For the first time in a decade, there is a contested race for mayor in the small town of Hull.
Councilman Paul Elkins, 71, who has served on the council for five years, resigned his post last month to run for the vacant mayoral seat, which was vacated by Mayor Rebecca Hutchins in August. Hutchins replaced her late husband, Mayor B.W. Hutchins last fall. B.W. died in April 2007 during his 14th year as mayor. Mrs. Hutchins, who had served on the council since 1991, was the sole qualifier to replace him.
She resigned in August because she was moving to a home outside the city limits.
Elkins will face newcomer Tony Ganey, 60, owner of an Athens franchise of Express Tax Service and a resident of Hidden Falls subdivision on Glenn Carrie Road.
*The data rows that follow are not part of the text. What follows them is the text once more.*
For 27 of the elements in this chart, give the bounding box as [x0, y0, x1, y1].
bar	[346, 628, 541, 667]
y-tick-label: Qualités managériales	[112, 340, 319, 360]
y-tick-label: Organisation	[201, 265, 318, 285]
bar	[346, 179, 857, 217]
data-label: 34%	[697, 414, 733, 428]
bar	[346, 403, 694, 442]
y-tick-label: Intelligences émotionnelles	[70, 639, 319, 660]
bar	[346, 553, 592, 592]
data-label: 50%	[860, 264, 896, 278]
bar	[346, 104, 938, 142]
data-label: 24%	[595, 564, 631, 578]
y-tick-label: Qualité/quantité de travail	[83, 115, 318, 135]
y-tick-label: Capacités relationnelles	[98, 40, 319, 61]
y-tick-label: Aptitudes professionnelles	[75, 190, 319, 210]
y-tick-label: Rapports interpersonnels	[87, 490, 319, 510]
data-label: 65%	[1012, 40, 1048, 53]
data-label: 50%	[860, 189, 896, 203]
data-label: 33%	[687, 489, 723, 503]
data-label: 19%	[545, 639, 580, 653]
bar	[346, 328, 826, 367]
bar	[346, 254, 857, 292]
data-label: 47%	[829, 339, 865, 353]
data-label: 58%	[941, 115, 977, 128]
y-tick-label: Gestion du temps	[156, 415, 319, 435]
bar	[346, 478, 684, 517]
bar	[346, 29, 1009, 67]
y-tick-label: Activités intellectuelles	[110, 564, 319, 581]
Ganey said Tuesday that he and his wife, Regina, moved to Hull from Valdosta two years ago.
“We just love the place,” Ganey said. “I’ve gotten to know my neighbors’ (in Hidden Falls) names, their kids’ names and their pets’ names.”
Ganey said he had kept up with Hull city council meetings through news articles and by talking with neighbor Paul Cook, a Hull councilman.
“I have a lot of free time, my kids’ are grown, though I do have two little dogs, but I thought this would be a good opportunity to serve the community,” Ganey said of his decision to run.
He feels his career as a businessman, including having served as president and vice-president of a company, help qualify him for the position. “There’s no ego involved here, no making money, it’s just whether I can serve the community.”
Ganey said, if elected, he plans to be very proactive in getting grants and other funding for the town.
“It’s great,” Elkins said of having competition for mayor. “It’s a real step forward for Hull.”
Elkins added that it has been years since there’s been a competitive local race in Hull.
In fact, for a while now Elkins and other members of the council have had trouble just finding someone to fill vacated council seats. And he remains optimistic that this signals more interest in the little town going forward.
“As the county, and this area, grows I think we’re going to see more interest in city government,” Elkins said.
Elkins said there are more than 120 registered voters within the city limits, but noted that only 15 voted in the last local election. He hopes those numbers improve this time, and he thinks they will, especially since the special election for mayor is being held on the same day as the general election.
“Voting for mayor will be in the same building, the Hull Civic Club,” Elkins noted. Those who show up to vote and who desire to vote for mayor, will need to obtain a special ballot while at the polls – the mayoral candidates won’t be on the general election ballot.